Ler Lamba-me se puder – Capítulo 148 Online
— A-as calças ficaram curtas, não servem mais.
Koy tentou se justificar rapidamente, mas a expressão de Ashley não mudou.
— E as camisas?
Diante da pergunta afiada, Koy hesitou antes de responder.
— São de manga curta, então…
Na época, ele comprou um tamanho muito maior, então ainda conseguia vesti-las. Claro, estavam um pouco, não, bastante justas, mas como as únicas “roupas boas” que ele tinha eram aquelas que Ashley comprou para ele há mais de dez anos atrás, ele não tinha opção. Sempre que sobrava um pouco de dinheiro, ele acumulava obsessivamente.
Graças a isso, ele finalmente alcançou seu objetivo e veio para o Leste ver Ashley, mas ele não tinha intenção de mencionar isso. Ele não queria sobrecarregar Ashley.
‘Mas acho que já deixei ele irritado o suficiente…’
De repente, ouviu-se um suspiro. Assustado, Koy ergueu a cabeça e viu Ashley franzindo a testa enquanto olhava para outro lado.
— Eu te dei, então o que você faz com elas é problema seu.
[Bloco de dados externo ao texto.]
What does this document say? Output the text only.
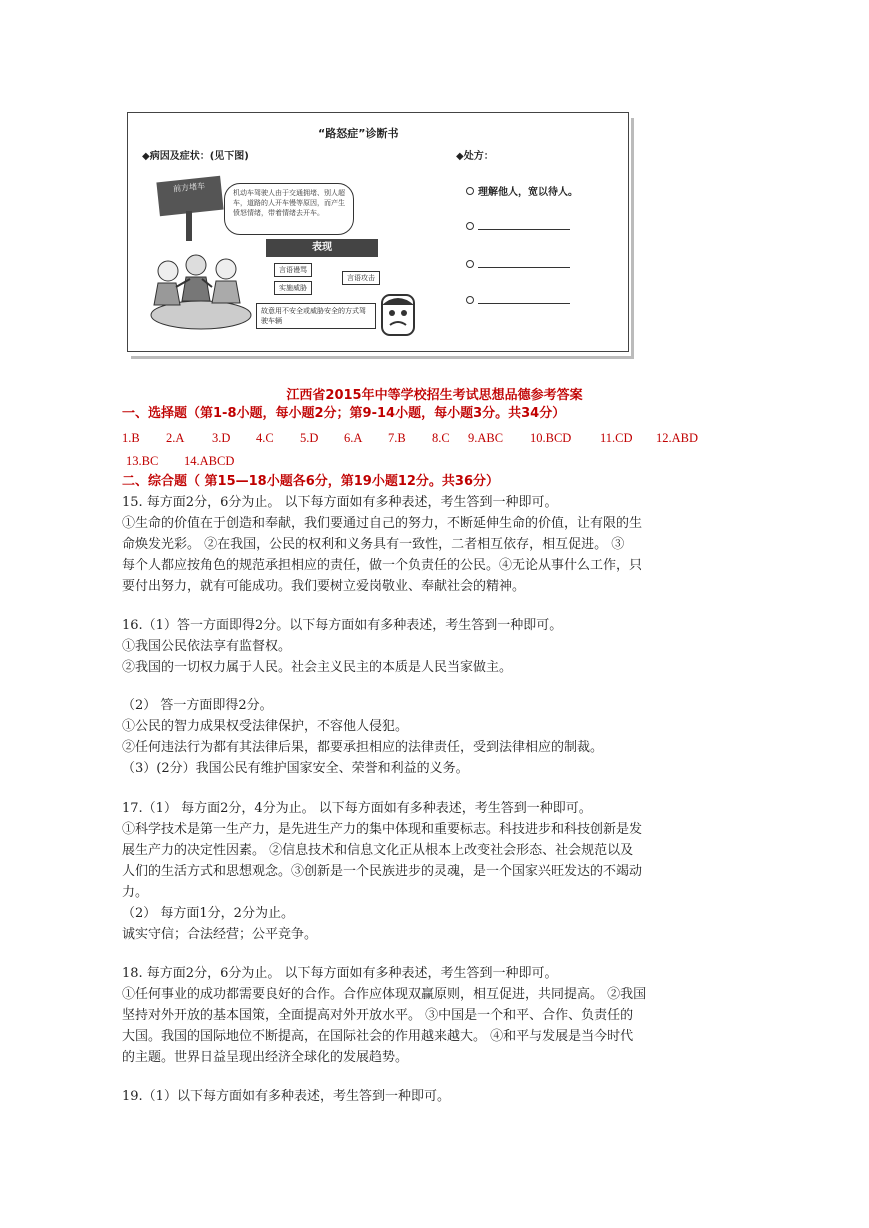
“路怒症”诊断书
◆病因及症状：(见下图)	◆处方：
理解他人，宽以待人。
前方堵车	机动车驾驶人由于交通拥堵、别人超车，道路的人开车慢等原因，而产生愤怒情绪，带着情绪去开车。
表现
言语谩骂
实施威胁
言语攻击
故意用不安全或威胁安全的方式驾驶车辆
江西省2015年中等学校招生考试思想品德参考答案
一、选择题（第1-8小题，每小题2分；第9-14小题，每小题3分。共34分）
1.B 2.A 3.D 4.C 5.D 6.A 7.B 8.C 9.ABC 10.BCD 11.CD 12.ABD
13.BC 14.ABCD
二、综合题（ 第15—18小题各6分，第19小题12分。共36分）
15. 每方面2分，6分为止。 以下每方面如有多种表述，考生答到一种即可。
①生命的价值在于创造和奉献，我们要通过自己的努力，不断延伸生命的价值，让有限的生
命焕发光彩。 ②在我国，公民的权利和义务具有一致性，二者相互依存，相互促进。 ③
每个人都应按角色的规范承担相应的责任，做一个负责任的公民。④无论从事什么工作，只
要付出努力，就有可能成功。我们要树立爱岗敬业、奉献社会的精神。
16.（1）答一方面即得2分。以下每方面如有多种表述，考生答到一种即可。
①我国公民依法享有监督权。
②我国的一切权力属于人民。社会主义民主的本质是人民当家做主。
（2） 答一方面即得2分。
①公民的智力成果权受法律保护，不容他人侵犯。
②任何违法行为都有其法律后果，都要承担相应的法律责任，受到法律相应的制裁。
（3）(2分）我国公民有维护国家安全、荣誉和利益的义务。
17.（1） 每方面2分，4分为止。 以下每方面如有多种表述，考生答到一种即可。
①科学技术是第一生产力，是先进生产力的集中体现和重要标志。科技进步和科技创新是发
展生产力的决定性因素。 ②信息技术和信息文化正从根本上改变社会形态、社会规范以及
人们的生活方式和思想观念。③创新是一个民族进步的灵魂，是一个国家兴旺发达的不竭动
力。
（2） 每方面1分，2分为止。
诚实守信；合法经营；公平竞争。
18. 每方面2分，6分为止。 以下每方面如有多种表述，考生答到一种即可。
①任何事业的成功都需要良好的合作。合作应体现双赢原则，相互促进，共同提高。 ②我国
坚持对外开放的基本国策，全面提高对外开放水平。 ③中国是一个和平、合作、负责任的
大国。我国的国际地位不断提高，在国际社会的作用越来越大。 ④和平与发展是当今时代
的主题。世界日益呈现出经济全球化的发展趋势。
19.（1）以下每方面如有多种表述，考生答到一种即可。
Ashley soltou uma risadinha curta e acrescentou, como se falando sozinho:
— Mas realmente não entendo por que você ainda guarda roupas que não servem mais.
— Mas…
Koy hesitou antes de sussurrar com a voz trêmula:
— Como eu poderia jogar fora algo que você comprou pra mim…?
Ashley ficou em silêncio outra vez. Depois de algum tempo, soltou um suspiro profundo e murmurou com a voz embargada:
— Você realmente…
Ashley interrompeu a própria frase. Ansioso, Koy ainda esperou pelas próximas palavras, mas quando não conseguiu mais segurar, abriu a boca.
— Ash…
— Tudo bem, Koy. Agora vá.
Koy ainda hesitou, mas Ashley, com o rosto ligeiramente franzido, o apressou:
— Vai, desce. Estou cansado.
— A-ah, claro… desculpa.
Koy não teve escolha a não ser se desculpar e descer do carro. Assim que fechou a porta e deu dois passos para trás, o carro arrancou imediatamente. Ele ficou parado ali por um tempo, olhando o veículo se afastar, e só quando ele desapareceu completamente de vista começou a caminhar devagar na direção de casa.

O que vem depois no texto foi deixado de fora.